Op/Ed

Eric Davis: Vermont elections may lack drama

The next general election in Vermont will be just over a year away. While the presidential election will be one of the most high-intensity campaigns the nation and the state will have ever seen, there may not be many closely-contested races at the statewide level.
For one thing, there will be no U.S. Senate campaign in Vermont in 2020. Sen. Patrick Leahy’s term runs until 2022, and Sen. Bernard Sanders’ until 2024. 
The last presidential election year in which there was no U.S. Senate race in Vermont was 2008. In that year, Barack Obama defeated John McCain in Vermont by a popular vote margin of 67 to 30 percent. Jim Douglas was re-elected to what turned out to be his final term as governor, receiving 53 percent of the vote in a three-way race in which Independent Anthony Pollina and Democrat Gaye Symington each received 22 percent of the vote.
The 2020 election in Vermont could turn out to be quite comparable to 2008.
Obama’s 67 percent in Vermont in 2008 represents a modern-era high for a Democratic presidential candidate in the state. President Obama received 66 percent of the Vermont vote in 2012, while Hillary Clinton dropped to 55 percent in 2016, largely because of the large number of votes cast in the last presidential election for third-party and write-in candidates. Will the Democratic candidate in 2020 exceed the 67 percent of the vote Obama received in Vermont in 2008?
Governor Phil Scott has not made any formal announcement of his political plans for 2020. He has told the State House press corps that he will have such an announcement in the spring, about the time the legislative session ends. Scott will almost certainly be a candidate for a third term in 2020. If he were not planning to seek re-election, he would likely have made that announcement by now, in order to permit possible successors to begin organizing and fundraising for a gubernatorial campaign.

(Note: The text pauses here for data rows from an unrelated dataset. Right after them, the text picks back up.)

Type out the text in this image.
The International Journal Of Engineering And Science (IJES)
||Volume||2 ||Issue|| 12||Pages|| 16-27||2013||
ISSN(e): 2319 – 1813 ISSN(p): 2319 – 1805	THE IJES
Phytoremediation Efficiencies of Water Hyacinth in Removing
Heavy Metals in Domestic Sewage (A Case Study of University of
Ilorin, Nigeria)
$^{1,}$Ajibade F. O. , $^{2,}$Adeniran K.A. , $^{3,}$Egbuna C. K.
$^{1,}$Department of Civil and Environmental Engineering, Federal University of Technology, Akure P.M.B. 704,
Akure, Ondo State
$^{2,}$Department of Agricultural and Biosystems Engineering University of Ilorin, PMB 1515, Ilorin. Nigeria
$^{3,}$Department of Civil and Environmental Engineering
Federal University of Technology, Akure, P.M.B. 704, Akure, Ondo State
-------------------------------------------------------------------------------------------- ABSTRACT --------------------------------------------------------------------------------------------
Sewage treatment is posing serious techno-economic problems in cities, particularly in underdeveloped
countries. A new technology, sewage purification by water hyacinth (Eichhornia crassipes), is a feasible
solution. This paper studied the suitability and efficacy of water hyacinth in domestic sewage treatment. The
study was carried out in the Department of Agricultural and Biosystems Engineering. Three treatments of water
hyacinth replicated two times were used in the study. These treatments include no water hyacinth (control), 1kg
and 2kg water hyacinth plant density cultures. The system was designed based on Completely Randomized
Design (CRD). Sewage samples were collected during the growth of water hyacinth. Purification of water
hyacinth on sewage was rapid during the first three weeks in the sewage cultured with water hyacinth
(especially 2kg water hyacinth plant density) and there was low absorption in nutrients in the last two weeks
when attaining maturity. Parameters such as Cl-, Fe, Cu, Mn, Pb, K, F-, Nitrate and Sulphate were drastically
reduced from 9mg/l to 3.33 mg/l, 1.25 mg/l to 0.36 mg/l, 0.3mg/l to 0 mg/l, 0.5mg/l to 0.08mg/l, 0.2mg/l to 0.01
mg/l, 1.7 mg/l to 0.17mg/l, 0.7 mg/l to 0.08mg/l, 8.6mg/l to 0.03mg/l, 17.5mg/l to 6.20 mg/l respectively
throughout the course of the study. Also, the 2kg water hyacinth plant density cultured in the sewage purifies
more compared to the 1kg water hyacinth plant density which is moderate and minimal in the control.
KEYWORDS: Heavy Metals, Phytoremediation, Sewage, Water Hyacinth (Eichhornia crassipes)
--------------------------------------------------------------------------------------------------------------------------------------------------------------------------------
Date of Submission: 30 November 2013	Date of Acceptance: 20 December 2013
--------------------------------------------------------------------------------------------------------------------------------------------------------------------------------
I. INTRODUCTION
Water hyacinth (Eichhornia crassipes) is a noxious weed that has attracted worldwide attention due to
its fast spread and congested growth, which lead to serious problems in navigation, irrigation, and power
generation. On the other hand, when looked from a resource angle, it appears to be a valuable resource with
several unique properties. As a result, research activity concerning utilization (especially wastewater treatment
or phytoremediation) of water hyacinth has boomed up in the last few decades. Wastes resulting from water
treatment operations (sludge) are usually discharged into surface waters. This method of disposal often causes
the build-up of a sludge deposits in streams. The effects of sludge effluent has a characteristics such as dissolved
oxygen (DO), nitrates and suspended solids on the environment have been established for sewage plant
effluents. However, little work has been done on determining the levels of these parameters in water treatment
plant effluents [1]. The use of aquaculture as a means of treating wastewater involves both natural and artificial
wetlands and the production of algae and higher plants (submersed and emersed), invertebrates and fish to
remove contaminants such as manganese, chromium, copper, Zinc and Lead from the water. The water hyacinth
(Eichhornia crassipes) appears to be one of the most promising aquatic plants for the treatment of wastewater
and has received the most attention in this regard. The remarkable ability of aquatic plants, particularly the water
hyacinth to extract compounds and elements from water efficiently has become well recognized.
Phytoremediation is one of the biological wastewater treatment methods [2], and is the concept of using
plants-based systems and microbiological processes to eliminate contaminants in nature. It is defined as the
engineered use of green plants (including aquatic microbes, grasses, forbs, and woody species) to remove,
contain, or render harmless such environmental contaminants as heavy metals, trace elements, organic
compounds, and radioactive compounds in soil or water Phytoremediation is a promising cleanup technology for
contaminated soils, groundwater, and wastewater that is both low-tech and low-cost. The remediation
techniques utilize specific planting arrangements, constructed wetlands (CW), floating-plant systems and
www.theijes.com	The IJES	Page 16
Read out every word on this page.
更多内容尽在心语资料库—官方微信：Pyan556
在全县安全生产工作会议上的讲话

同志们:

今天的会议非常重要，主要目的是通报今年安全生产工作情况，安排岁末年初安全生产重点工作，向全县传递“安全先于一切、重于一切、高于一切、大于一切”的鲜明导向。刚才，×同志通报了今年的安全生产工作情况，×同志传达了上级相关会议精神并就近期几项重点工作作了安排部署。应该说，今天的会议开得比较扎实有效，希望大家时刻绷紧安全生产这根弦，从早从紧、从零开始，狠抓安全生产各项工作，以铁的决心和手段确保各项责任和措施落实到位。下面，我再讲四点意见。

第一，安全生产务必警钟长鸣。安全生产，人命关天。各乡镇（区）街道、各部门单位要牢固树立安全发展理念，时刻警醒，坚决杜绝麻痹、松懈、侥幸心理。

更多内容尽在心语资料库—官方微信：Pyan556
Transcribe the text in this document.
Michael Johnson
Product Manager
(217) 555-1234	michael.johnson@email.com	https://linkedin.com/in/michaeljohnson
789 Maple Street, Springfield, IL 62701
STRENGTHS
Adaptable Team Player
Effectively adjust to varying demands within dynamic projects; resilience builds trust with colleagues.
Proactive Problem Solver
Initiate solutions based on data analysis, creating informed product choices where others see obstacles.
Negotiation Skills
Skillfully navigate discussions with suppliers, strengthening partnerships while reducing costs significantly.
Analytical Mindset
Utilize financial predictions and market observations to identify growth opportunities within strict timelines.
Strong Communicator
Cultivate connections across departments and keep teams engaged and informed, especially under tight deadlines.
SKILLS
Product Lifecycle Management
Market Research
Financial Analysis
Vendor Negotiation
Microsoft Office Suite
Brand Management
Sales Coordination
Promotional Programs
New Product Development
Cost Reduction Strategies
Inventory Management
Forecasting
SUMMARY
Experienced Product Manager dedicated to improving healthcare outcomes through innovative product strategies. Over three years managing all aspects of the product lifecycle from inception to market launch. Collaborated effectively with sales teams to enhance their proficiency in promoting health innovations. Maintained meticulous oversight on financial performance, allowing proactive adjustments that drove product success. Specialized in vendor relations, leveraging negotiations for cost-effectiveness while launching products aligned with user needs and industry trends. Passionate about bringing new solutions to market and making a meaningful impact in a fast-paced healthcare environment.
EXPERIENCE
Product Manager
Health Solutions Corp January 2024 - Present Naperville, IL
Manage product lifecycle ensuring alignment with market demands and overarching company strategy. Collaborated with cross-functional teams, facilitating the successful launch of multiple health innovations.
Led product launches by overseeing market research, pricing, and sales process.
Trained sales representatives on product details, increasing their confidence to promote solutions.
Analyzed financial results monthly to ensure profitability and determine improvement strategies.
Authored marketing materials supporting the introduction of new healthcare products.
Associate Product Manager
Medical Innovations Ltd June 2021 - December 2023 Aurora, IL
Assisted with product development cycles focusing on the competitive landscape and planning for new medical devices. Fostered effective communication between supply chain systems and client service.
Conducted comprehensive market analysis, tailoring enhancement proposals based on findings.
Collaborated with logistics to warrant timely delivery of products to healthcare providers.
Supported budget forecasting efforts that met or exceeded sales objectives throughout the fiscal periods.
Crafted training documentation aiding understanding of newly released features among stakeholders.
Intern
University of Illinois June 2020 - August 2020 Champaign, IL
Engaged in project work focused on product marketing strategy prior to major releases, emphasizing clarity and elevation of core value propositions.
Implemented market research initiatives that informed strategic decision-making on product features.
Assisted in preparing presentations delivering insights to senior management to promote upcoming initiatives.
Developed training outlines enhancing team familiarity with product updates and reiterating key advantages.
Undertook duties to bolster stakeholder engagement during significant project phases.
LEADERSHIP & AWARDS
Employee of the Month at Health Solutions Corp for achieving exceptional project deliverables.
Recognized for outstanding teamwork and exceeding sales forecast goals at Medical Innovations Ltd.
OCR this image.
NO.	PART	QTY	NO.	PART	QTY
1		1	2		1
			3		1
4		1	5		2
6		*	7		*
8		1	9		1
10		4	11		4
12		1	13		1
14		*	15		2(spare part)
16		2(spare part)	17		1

Assuming Scott runs in 2020, he would have to be considered a favorite to extend incumbent Vermont governors’ streak of winning re-election, a streak that now extends back to 1964.
The results from a recent public poll measuring voter approval and disapproval of all 50 state governors were released by Morning Consult last week. This poll found 64 percent of Vermonters questioned approving of Scott’s performance, with only 23 percent disapproving. Interestingly, the only governors with approval ratings higher than Scott were Charlie Baker in Massachusetts and Larry Hogan in Maryland, both of them, like Scott, centrist Republicans in otherwise strongly Democratic states.
So far, no well known Vermont Democrats with track records of having won elections seem interested in running for governor in 2020. There was a flurry of activity and speculation surrounding Attorney General T.J. Donovan earlier this year, in which Donovan was said to be “considering” a gubernatorial candidacy in 2020, but this flurry seems to have died down in recent months. 
In my view, Donovan will likely continue as Attorney General until there is an open-seat campaign for either governor or U.S. Senate, in which case he would be one of many candidates in a crowded Democratic primary. Such an open-seat race could come relatively soon, should Scott decide to leave office after six years, or should Leahy decide to retire in 2022, after a political career of 56 years – eight years as Chittenden County State’s Attorney, and 48 years as a United States Senator.
In the meantime, Rebecca Holcombe of Norwich, who served as Secretary of Education in the cabinets of both Governors Shumlin and Scott, has announced her candidacy for the Democratic nomination for governor next year. The filing deadline for the August primary is not until May 28, so other gubernatorial candidates may well announce over the next six months.
Eric L. Davis is professor emeritus of political science at Middlebury College.